Coles found religion is a resource, rather than an aberration, for children. It allows them to explore and understand the mysteries and meaning of life, and it makes up an aspect of their identities every bit as important as their intellectual, emotional, and physical dimensions. Coles’s research included interviews with over 500 children between the ages of 8 and 12 from the United States, Central and South America, Europe, the Middle East, and Africa, and from Christian, Jewish, Muslim, atheist, and agnostic homes.
Listening to children, Coles learned of their magical and practical blend of faith, which Jesus commends in Mark 10:15 when he says, “Whoever does not receive the kingdom of God like a child shall not enter it.” In “nation after nation” boys and girls expressed an interest in Jesus’ miracles. Coles notes, “The stories of Jesus as someone who raised the dead, healed the lame, gave sight to the blind, appeal powerfully to children who have not yet acquired the everyday realism of their elders.”
Coles relies heavily on the words of the children to reveal their own spiritual lives. His selection of transcripts shows that children understand God in many different ways. To some he is very real. An eight-year-old girl from North Carolina told Coles in 1962 of an encounter she had during the desegregation movement. “I was alone, and those [segregationist] people were screaming, and suddenly I saw God smiling, and I smiled. A woman was standing [near the school door], and she shouted at me, ‘Hey, you little nigger, what you smiling at?’ I looked right at her face, and I said, ‘At God.’ She looked up at the sky, and then she looked at me, and she didn’t call me any more names.”

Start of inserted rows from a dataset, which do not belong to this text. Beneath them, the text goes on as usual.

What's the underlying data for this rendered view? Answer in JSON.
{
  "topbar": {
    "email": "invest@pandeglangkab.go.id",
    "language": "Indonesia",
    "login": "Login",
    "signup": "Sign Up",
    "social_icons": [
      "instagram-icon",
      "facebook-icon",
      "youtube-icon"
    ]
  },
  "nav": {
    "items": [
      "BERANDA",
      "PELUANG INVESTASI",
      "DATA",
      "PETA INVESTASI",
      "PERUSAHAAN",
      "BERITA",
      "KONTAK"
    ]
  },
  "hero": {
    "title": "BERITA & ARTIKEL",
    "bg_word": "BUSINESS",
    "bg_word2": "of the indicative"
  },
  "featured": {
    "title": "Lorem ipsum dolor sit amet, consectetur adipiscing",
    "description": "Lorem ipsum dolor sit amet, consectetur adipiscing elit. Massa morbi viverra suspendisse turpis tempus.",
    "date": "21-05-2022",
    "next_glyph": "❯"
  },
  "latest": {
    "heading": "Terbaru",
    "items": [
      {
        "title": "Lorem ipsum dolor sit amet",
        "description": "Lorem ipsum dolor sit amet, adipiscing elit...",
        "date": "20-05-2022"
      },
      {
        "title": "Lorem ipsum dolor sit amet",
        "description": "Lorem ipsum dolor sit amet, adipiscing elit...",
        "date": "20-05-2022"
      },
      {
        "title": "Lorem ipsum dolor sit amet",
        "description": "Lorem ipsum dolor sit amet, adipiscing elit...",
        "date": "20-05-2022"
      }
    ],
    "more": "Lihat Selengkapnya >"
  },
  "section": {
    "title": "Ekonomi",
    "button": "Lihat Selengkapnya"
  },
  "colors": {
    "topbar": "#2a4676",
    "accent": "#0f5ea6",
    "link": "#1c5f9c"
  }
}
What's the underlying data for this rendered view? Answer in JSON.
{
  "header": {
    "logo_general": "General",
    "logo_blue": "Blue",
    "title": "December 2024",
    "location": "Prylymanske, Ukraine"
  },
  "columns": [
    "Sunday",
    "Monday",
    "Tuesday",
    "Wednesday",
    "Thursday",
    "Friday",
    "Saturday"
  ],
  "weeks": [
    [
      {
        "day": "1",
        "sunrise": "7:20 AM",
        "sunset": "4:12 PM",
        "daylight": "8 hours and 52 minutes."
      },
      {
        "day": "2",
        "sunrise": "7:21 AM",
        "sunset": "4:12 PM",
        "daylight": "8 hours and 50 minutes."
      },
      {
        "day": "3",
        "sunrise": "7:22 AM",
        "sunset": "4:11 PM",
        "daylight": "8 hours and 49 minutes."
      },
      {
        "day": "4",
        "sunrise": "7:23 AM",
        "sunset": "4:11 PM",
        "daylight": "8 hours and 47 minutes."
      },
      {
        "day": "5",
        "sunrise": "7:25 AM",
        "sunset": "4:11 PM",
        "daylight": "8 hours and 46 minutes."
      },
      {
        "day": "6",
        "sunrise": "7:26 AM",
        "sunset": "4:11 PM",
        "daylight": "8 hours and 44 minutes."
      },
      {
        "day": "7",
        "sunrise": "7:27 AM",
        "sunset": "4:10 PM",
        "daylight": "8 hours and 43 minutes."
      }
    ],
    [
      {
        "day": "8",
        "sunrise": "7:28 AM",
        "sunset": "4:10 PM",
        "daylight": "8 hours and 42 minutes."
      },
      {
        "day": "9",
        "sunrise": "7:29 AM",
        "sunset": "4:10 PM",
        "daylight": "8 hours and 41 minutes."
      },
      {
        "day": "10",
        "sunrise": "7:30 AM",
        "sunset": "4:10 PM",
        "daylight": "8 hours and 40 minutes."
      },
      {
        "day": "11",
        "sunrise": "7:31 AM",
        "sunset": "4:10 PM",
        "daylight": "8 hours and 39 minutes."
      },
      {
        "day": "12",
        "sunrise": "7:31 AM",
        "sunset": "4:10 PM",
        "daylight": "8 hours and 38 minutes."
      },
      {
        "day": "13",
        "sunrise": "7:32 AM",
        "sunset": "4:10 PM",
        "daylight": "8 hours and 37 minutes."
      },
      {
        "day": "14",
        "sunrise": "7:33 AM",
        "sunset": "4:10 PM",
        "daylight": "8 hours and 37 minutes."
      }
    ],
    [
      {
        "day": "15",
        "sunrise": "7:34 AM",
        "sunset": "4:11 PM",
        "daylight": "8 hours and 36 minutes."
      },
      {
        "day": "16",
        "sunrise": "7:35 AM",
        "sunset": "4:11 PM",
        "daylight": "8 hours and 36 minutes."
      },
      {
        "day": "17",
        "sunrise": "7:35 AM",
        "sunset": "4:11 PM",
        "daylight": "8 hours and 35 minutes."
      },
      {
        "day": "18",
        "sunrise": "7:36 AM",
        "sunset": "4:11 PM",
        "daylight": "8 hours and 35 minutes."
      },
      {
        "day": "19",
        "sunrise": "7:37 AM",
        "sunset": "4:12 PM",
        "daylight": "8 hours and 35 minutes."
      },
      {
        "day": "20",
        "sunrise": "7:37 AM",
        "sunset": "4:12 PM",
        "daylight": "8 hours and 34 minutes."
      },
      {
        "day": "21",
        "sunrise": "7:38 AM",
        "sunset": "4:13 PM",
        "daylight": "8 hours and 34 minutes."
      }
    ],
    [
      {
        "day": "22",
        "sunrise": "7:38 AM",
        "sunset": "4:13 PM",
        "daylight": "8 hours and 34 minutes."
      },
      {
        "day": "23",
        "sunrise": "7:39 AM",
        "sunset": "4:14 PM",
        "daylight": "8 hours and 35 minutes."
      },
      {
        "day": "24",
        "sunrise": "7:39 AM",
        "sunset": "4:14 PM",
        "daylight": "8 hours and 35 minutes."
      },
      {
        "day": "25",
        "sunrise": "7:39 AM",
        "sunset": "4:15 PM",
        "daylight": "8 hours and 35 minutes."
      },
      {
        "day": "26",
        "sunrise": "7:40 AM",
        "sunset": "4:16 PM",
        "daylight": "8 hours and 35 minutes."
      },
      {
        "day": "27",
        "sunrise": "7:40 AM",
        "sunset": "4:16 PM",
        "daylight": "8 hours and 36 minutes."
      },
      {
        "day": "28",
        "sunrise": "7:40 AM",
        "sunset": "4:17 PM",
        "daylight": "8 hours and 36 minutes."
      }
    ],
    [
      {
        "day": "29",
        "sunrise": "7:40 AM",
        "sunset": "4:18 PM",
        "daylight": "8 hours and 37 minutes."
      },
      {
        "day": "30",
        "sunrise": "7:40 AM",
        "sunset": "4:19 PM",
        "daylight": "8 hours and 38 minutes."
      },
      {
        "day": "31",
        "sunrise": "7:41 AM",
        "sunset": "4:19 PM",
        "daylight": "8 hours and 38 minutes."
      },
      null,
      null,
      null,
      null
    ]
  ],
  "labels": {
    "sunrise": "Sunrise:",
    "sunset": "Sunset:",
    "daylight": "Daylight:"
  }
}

To a hospitalized boy of 11, God was essential. Aware he was near death, the boy said of his mother’s round-the-clock bedside vigil, “She says I need her; but I don’t. I’m not kidding! I need God to save me.”
A boy from an agnostic home showed that for a child the concept of God is not easily dismissed. “I don’t know if there is a God, but I’ve wondered what would happen to me if He was real and He knew I wasn’t on His side.”
Though the children see God in a variety of ways, Coles feels they share a common identity as pilgrims who wonder about the nature of their journey and the final destination.
Though the work is readable, it is sometimes rambling in its detailed accounts of conversations with the children. Discovering the significance of what the child has said is often left up to the reader—sometimes a frustrating task for those not trained in psychoanalysis. Yet Coles has dealt with the data according to its merit, not according to preconceived theories. He has declared we are all pilgrims. In so doing he has reclaimed some of the respectability of religion that Freud wrested away.